Jesus Cordero-Guzman, Director, Solution Architects for Application, Network Security and XDR, EMEA:
Autonomous AI systems are already a reality and will evolve quickly as threats. They can analyze massive data volumes, spot weaknesses in real time and automate their exploitation. In 2025, platforms such as Xanthorox emerged — AI systems built for cybercrime — followed by HexStrike and the even more advanced Venice.AI.
Agentic AI can be used for automated phishing, continuous mapping of defenses and even to bypass CAPTCHA protections to gain unauthorized access.
How can organizations defend against agentic AI-based threats and protect their own AI systems?
Yaz Bekkar:
Many organizations will struggle to detect agentic AI attacks because these attacks can blend into normal operations. Defenses must be built on behavior analytics and AI tailored to the organization’s own environment, not generic tools with default settings.
An effective defense should include:
- a platform that provides visibility across identities, devices, SaaS applications, cloud services, email and networks
- behavior analytics that learn what is normal and detect anomalies without relying on signatures
- human expertise to continuously monitor, tune and improve protections
Jesus Cordero-Guzman:
Traditional defense methods will struggle to keep pace with threats that adapt in real time. Organizations need to invest in modern solutions where AI is used to detect and respond to attacks so they meet threats at the same operational level.

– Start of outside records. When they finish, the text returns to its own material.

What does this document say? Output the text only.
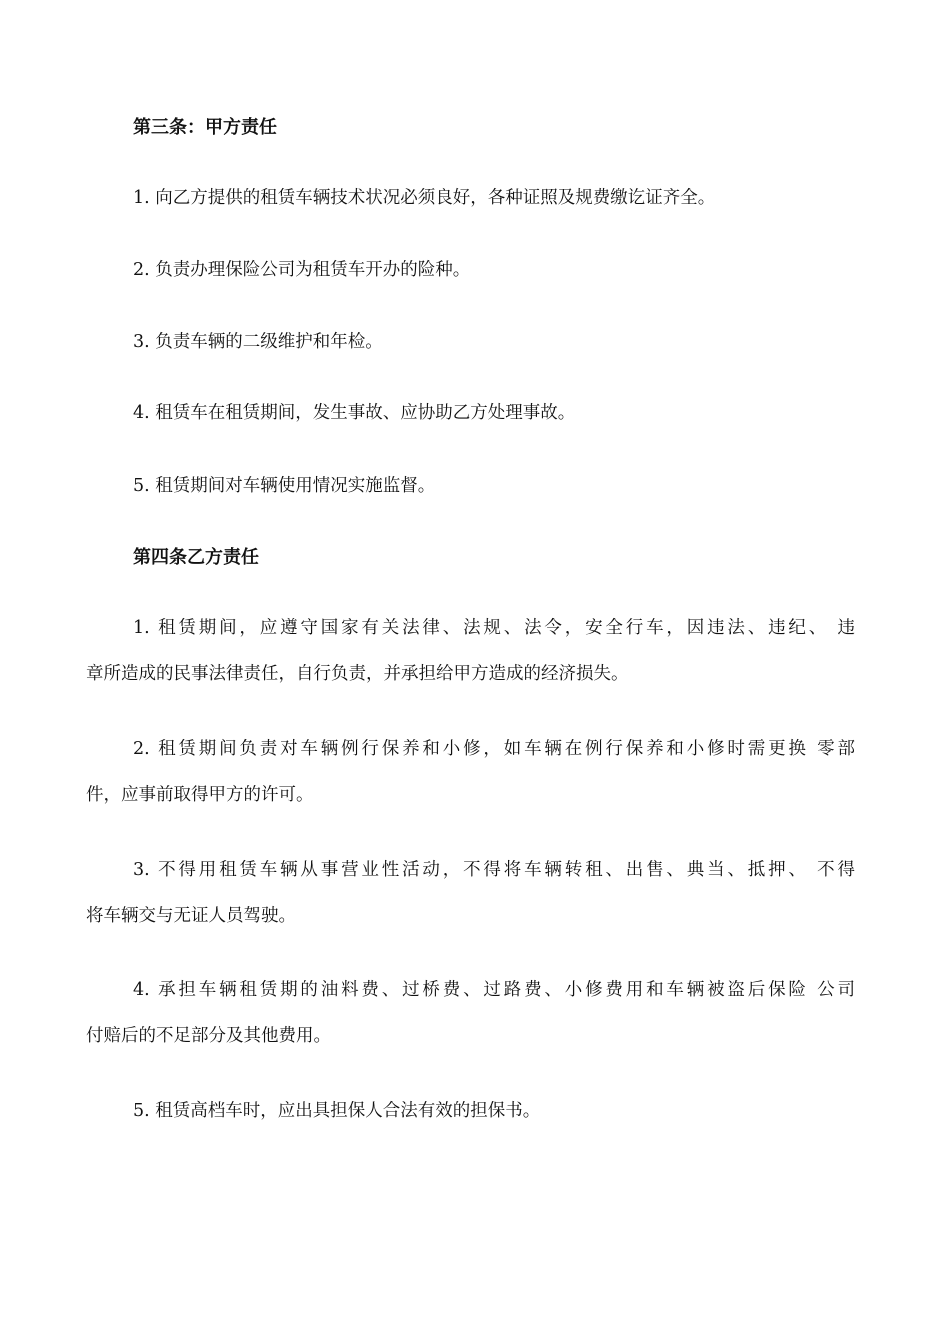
第三条：甲方责任
1. 向乙方提供的租赁车辆技术状况必须良好，各种证照及规费缴讫证齐全。
2. 负责办理保险公司为租赁车开办的险种。
3. 负责车辆的二级维护和年检。
4. 租赁车在租赁期间，发生事故、应协助乙方处理事故。
5. 租赁期间对车辆使用情况实施监督。
第四条乙方责任
1. 租赁期间，应遵守国家有关法律、法规、法令，安全行车，因违法、违纪、 违
章所造成的民事法律责任，自行负责，并承担给甲方造成的经济损失。
2. 租赁期间负责对车辆例行保养和小修，如车辆在例行保养和小修时需更换 零部
件，应事前取得甲方的许可。
3. 不得用租赁车辆从事营业性活动，不得将车辆转租、出售、典当、抵押、 不得
将车辆交与无证人员驾驶。
4. 承担车辆租赁期的油料费、过桥费、过路费、小修费用和车辆被盗后保险 公司
付赔后的不足部分及其他费用。
5. 租赁高档车时，应出具担保人合法有效的担保书。
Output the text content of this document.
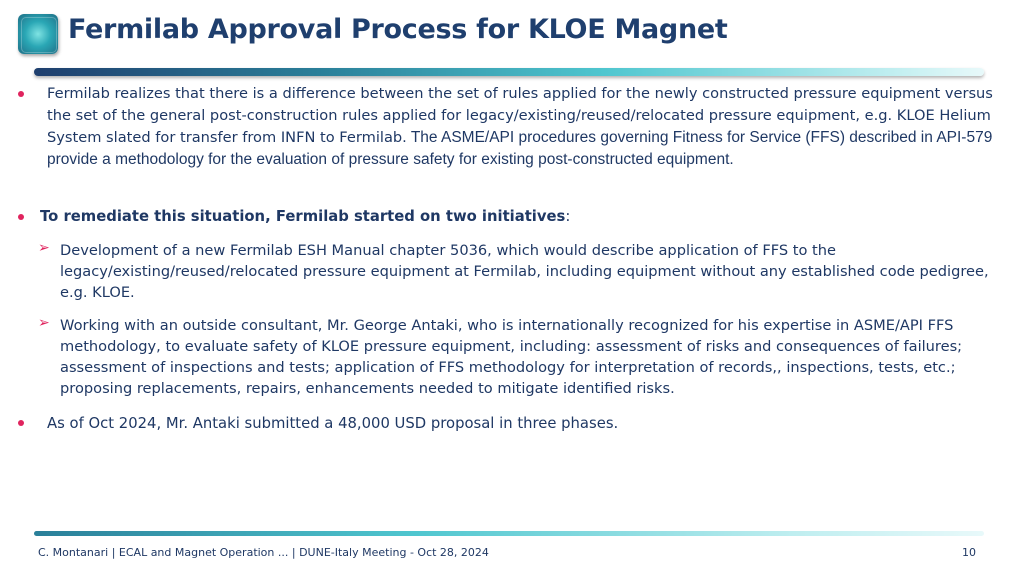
Fermilab Approval Process for KLOE Magnet
Fermilab realizes that there is a difference between the set of rules applied for the newly constructed pressure equipment versus the set of the general post-construction rules applied for legacy/existing/reused/relocated pressure equipment, e.g. KLOE Helium System slated for transfer from INFN to Fermilab. The ASME/API procedures governing Fitness for Service (FFS) described in API-579 provide a methodology for the evaluation of pressure safety for existing post-constructed equipment.
To remediate this situation, Fermilab started on two initiatives:
➢ Development of a new Fermilab ESH Manual chapter 5036, which would describe application of FFS to the legacy/existing/reused/relocated pressure equipment at Fermilab, including equipment without any established code pedigree, e.g. KLOE.
➢ Working with an outside consultant, Mr. George Antaki, who is internationally recognized for his expertise in ASME/API FFS methodology, to evaluate safety of KLOE pressure equipment, including: assessment of risks and consequences of failures; assessment of inspections and tests; application of FFS methodology for interpretation of records,, inspections, tests, etc.; proposing replacements, repairs, enhancements needed to mitigate identified risks.
As of Oct 2024, Mr. Antaki submitted a 48,000 USD proposal in three phases.
C. Montanari | ECAL and Magnet Operation ... | DUNE-Italy Meeting - Oct 28, 2024	10
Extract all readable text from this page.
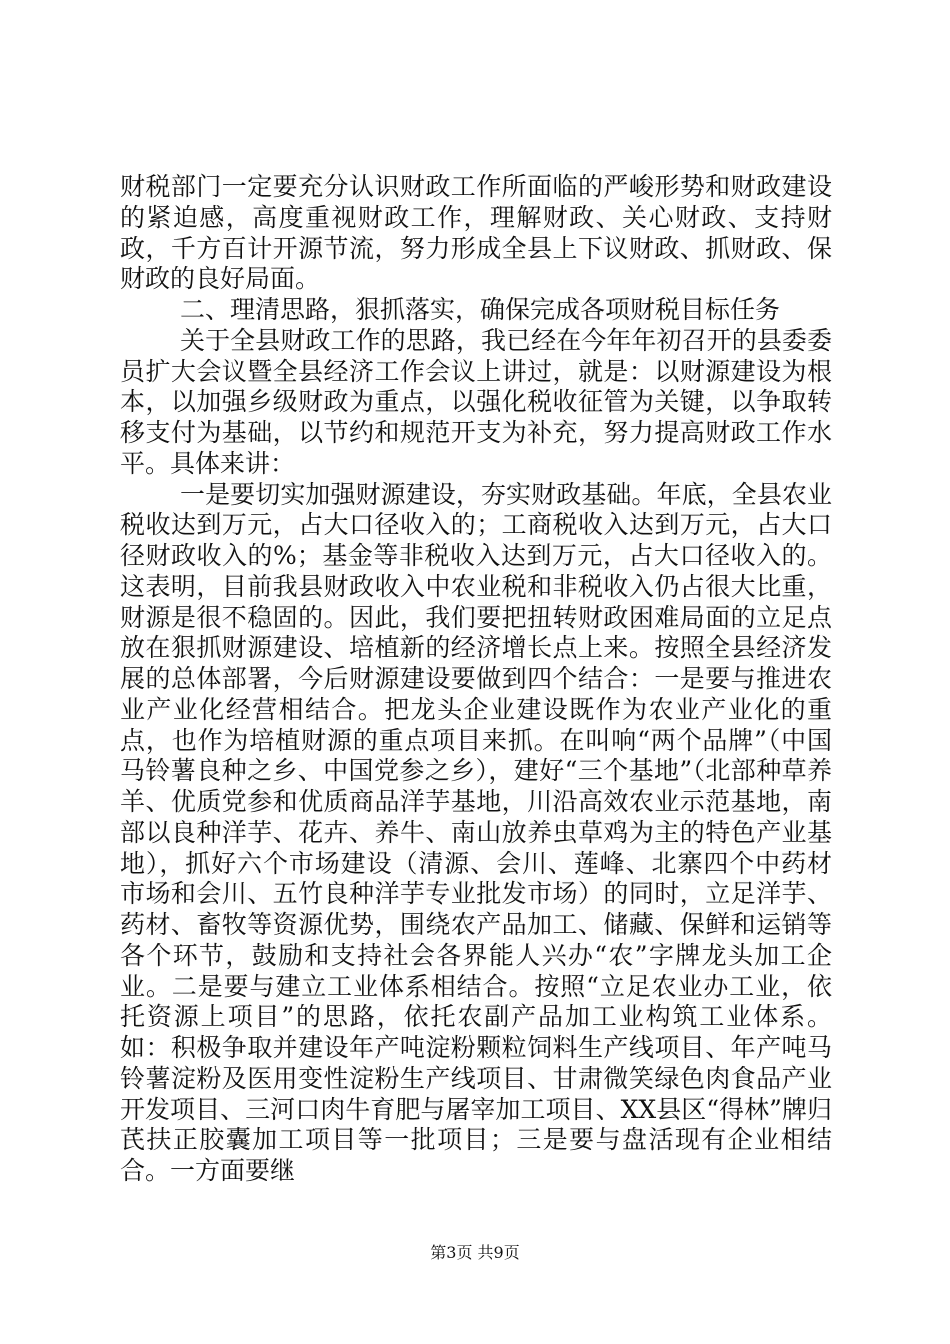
财税部门一定要充分认识财政工作所面临的严峻形势和财政建设的紧迫感，高度重视财政工作，理解财政、关心财政、支持财政，千方百计开源节流，努力形成全县上下议财政、抓财政、保财政的良好局面。

二、理清思路，狠抓落实，确保完成各项财税目标任务

关于全县财政工作的思路，我已经在今年年初召开的县委委员扩大会议暨全县经济工作会议上讲过，就是：以财源建设为根本，以加强乡级财政为重点，以强化税收征管为关键，以争取转移支付为基础，以节约和规范开支为补充，努力提高财政工作水平。具体来讲：

一是要切实加强财源建设，夯实财政基础。年底，全县农业税收达到万元，占大口径收入的；工商税收入达到万元，占大口径财政收入的%；基金等非税收入达到万元，占大口径收入的。这表明，目前我县财政收入中农业税和非税收入仍占很大比重，财源是很不稳固的。因此，我们要把扭转财政困难局面的立足点放在狠抓财源建设、培植新的经济增长点上来。按照全县经济发展的总体部署，今后财源建设要做到四个结合：一是要与推进农业产业化经营相结合。把龙头企业建设既作为农业产业化的重点，也作为培植财源的重点项目来抓。在叫响“两个品牌”（中国马铃薯良种之乡、中国党参之乡），建好“三个基地”（北部种草养羊、优质党参和优质商品洋芋基地，川沿高效农业示范基地，南部以良种洋芋、花卉、养牛、南山放养虫草鸡为主的特色产业基地），抓好六个市场建设（清源、会川、莲峰、北寨四个中药材市场和会川、五竹良种洋芋专业批发市场）的同时，立足洋芋、药材、畜牧等资源优势，围绕农产品加工、储藏、保鲜和运销等各个环节，鼓励和支持社会各界能人兴办“农”字牌龙头加工企业。二是要与建立工业体系相结合。按照“立足农业办工业，依托资源上项目”的思路，依托农副产品加工业构筑工业体系。如：积极争取并建设年产吨淀粉颗粒饲料生产线项目、年产吨马铃薯淀粉及医用变性淀粉生产线项目、甘肃微笑绿色肉食品产业开发项目、三河口肉牛育肥与屠宰加工项目、XX县区“得林”牌归芪扶正胶囊加工项目等一批项目；三是要与盘活现有企业相结合。一方面要继

第3页 共9页
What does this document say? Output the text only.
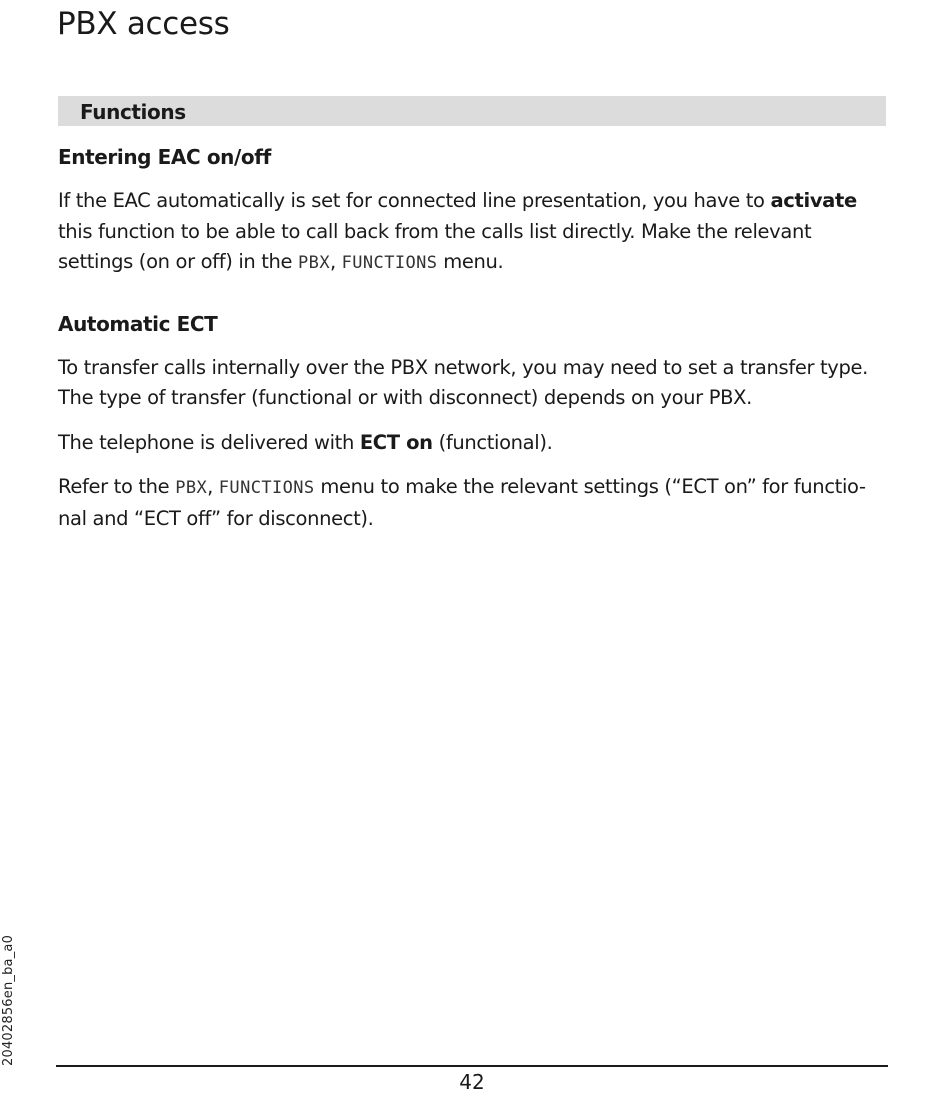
PBX access
Functions
Entering EAC on/off

If the EAC automatically is set for connected line presentation, you have to activate this function to be able to call back from the calls list directly. Make the relevant settings (on or off) in the PBX, FUNCTIONS menu.

Automatic ECT

To transfer calls internally over the PBX network, you may need to set a transfer type. The type of transfer (functional or with disconnect) depends on your PBX.

The telephone is delivered with ECT on (functional).

Refer to the PBX, FUNCTIONS menu to make the relevant settings (“ECT on” for functio-nal and “ECT off” for disconnect).

20402856en_ba_a0
42
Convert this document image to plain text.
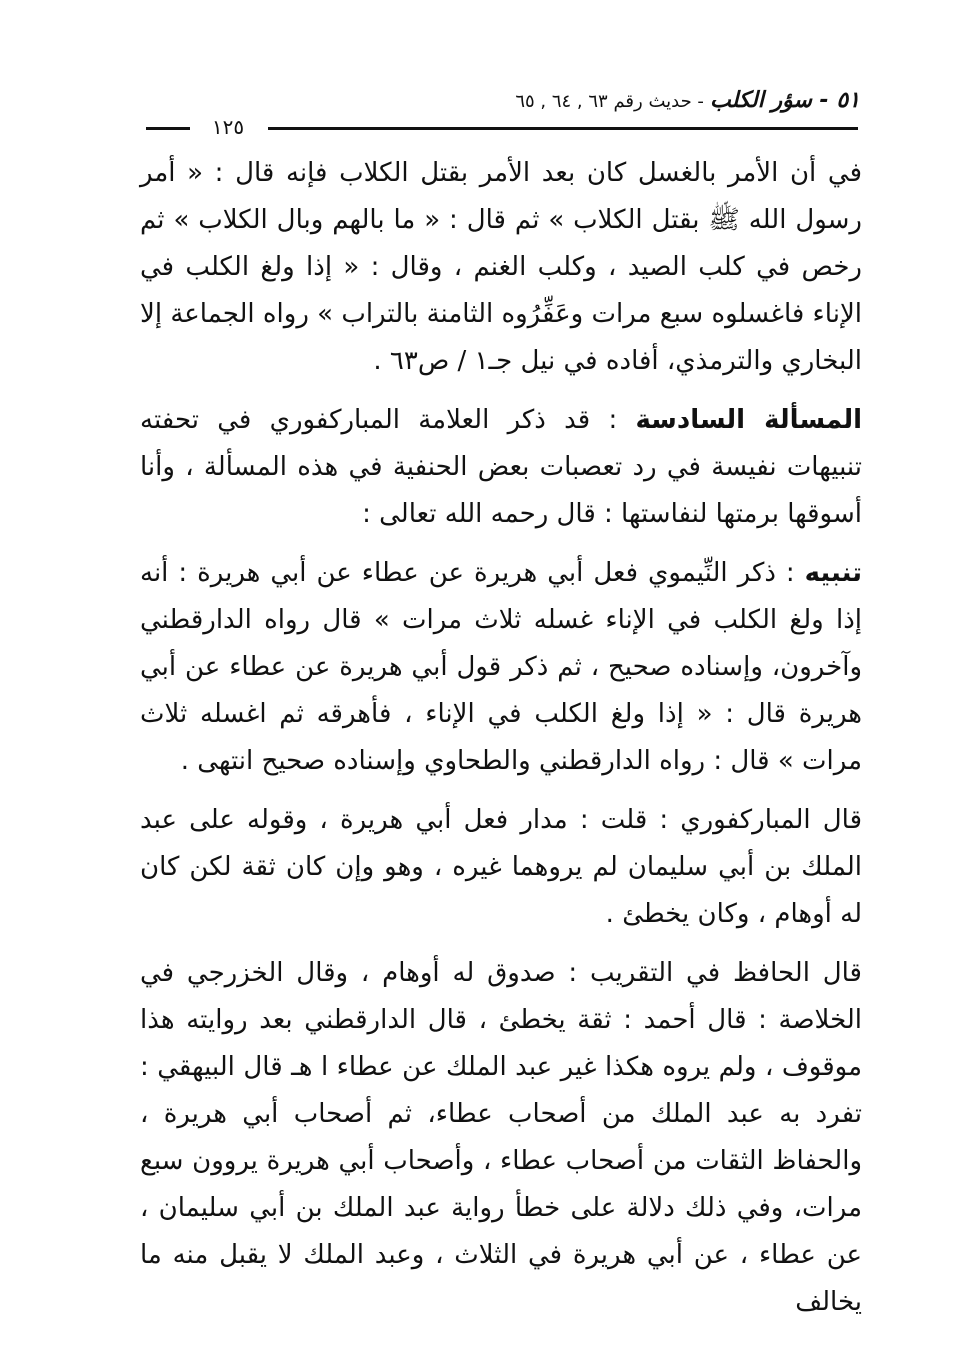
٥١ - سؤر الكلب - حديث رقم ٦٣ , ٦٤ , ٦٥
١٢٥

في أن الأمر بالغسل كان بعد الأمر بقتل الكلاب فإنه قال : « أمر رسول الله ﷺ بقتل الكلاب » ثم قال : « ما بالهم وبال الكلاب » ثم رخص في كلب الصيد ، وكلب الغنم ، وقال : « إذا ولغ الكلب في الإناء فاغسلوه سبع مرات وعَفِّرُوه الثامنة بالتراب » رواه الجماعة إلا البخاري والترمذي، أفاده في نيل جـ١ / ص٦٣ .

المسألة السادسة : قد ذكر العلامة المباركفوري في تحفته تنبيهات نفيسة في رد تعصبات بعض الحنفية في هذه المسألة ، وأنا أسوقها برمتها لنفاستها : قال رحمه الله تعالى :

تنبيه : ذكر النِّيموي فعل أبي هريرة عن عطاء عن أبي هريرة : أنه إذا ولغ الكلب في الإناء غسله ثلاث مرات » قال رواه الدارقطني وآخرون، وإسناده صحيح ، ثم ذكر قول أبي هريرة عن عطاء عن أبي هريرة قال : « إذا ولغ الكلب في الإناء ، فأهرقه ثم اغسله ثلاث مرات » قال : رواه الدارقطني والطحاوي وإسناده صحيح انتهى .

قال المباركفوري : قلت : مدار فعل أبي هريرة ، وقوله على عبد الملك بن أبي سليمان لم يروهما غيره ، وهو وإن كان ثقة لكن كان له أوهام ، وكان يخطئ .

قال الحافظ في التقريب : صدوق له أوهام ، وقال الخزرجي في الخلاصة : قال أحمد : ثقة يخطئ ، قال الدارقطني بعد روايته هذا موقوف ، ولم يروه هكذا غير عبد الملك عن عطاء ا هـ قال البيهقي : تفرد به عبد الملك من أصحاب عطاء، ثم أصحاب أبي هريرة ، والحفاظ الثقات من أصحاب عطاء ، وأصحاب أبي هريرة يروون سبع مرات، وفي ذلك دلالة على خطأ رواية عبد الملك بن أبي سليمان ، عن عطاء ، عن أبي هريرة في الثلاث ، وعبد الملك لا يقبل منه ما يخالف
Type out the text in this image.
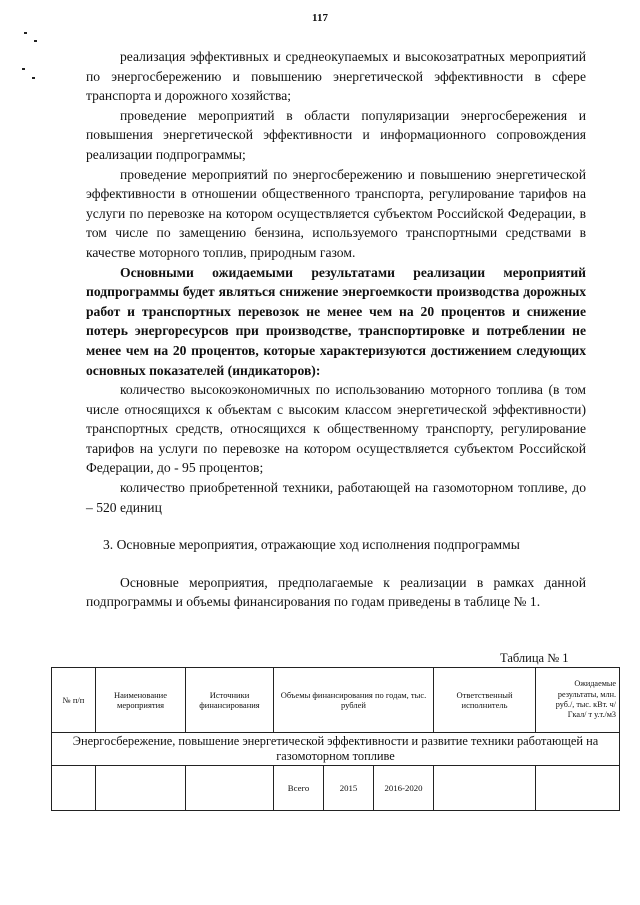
117

реализация эффективных и среднеокупаемых и высокозатратных мероприятий по энергосбережению и повышению энергетической эффективности в сфере транспорта и дорожного хозяйства;

проведение мероприятий в области популяризации энергосбережения и повышения энергетической эффективности и информационного сопровождения реализации подпрограммы;

проведение мероприятий по энергосбережению и повышению энергетической эффективности в отношении общественного транспорта, регулирование тарифов на услуги по перевозке на котором осуществляется субъектом Российской Федерации, в том числе по замещению бензина, используемого транспортными средствами в качестве моторного топлив, природным газом.

Основными ожидаемыми результатами реализации мероприятий подпрограммы будет являться снижение энергоемкости производства дорожных работ и транспортных перевозок не менее чем на 20 процентов и снижение потерь энергоресурсов при производстве, транспортировке и потреблении не менее чем на 20 процентов, которые характеризуются достижением следующих основных показателей (индикаторов):

количество высокоэкономичных по использованию моторного топлива (в том числе относящихся к объектам с высоким классом энергетической эффективности) транспортных средств, относящихся к общественному транспорту, регулирование тарифов на услуги по перевозке на котором осуществляется субъектом Российской Федерации, до - 95 процентов;

количество приобретенной техники, работающей на газомоторном топливе, до – 520 единиц

3. Основные мероприятия, отражающие ход исполнения подпрограммы

Основные мероприятия, предполагаемые к реализации в рамках данной подпрограммы и объемы финансирования по годам приведены в таблице № 1.

Таблица № 1
№ п/п	Наименование мероприятия	Источники финансирования	Объемы финансирования по годам, тыс. рублей			Ответственный исполнитель	Ожидаемые результаты, млн. руб./, тыс. кВт. ч/Гкал/ т у.т./м3
Энергосбережение, повышение энергетической эффективности и развитие техники работающей на газомоторном топливе							
			Всего	2015	2016-2020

What should organizations do to protect their own agentic AI solutions?
Jesus Cordero-Guzman:
Cybersecurity leadership will increasingly be about managing AI agents as much as people. The next generation of leaders must understand how to integrate and govern AI agents within teams to enhance productivity and decision-making. That will require stronger skills in technology, natural language processing and data analysis so AI agents can assume roles and functions aligned with business needs.
This is not only an operational concern but an ethical one. Organizations must ensure AI agents are used responsibly and that the decisions these systems make align with corporate values and societal norms. As AI continues to evolve, leadership responsibilities will also change, especially when navigating this fast-shifting cybersecurity landscape.
How can agentic AI strengthen security?
Eric Russo:
Agentic AI will become an essential support for security operations centers (SOCs). It can relieve much routine, reactive work and free analysts to focus on proactive tasks such as threat hunting and developing new detection models.
Another opportunity lies in more advanced machine-learning based detection systems. By establishing baselines for user behavior and network traffic and automatically spotting deviations, these systems can detect complex threats while reducing false positives and preventing analysts from being overwhelmed by noisy alerts.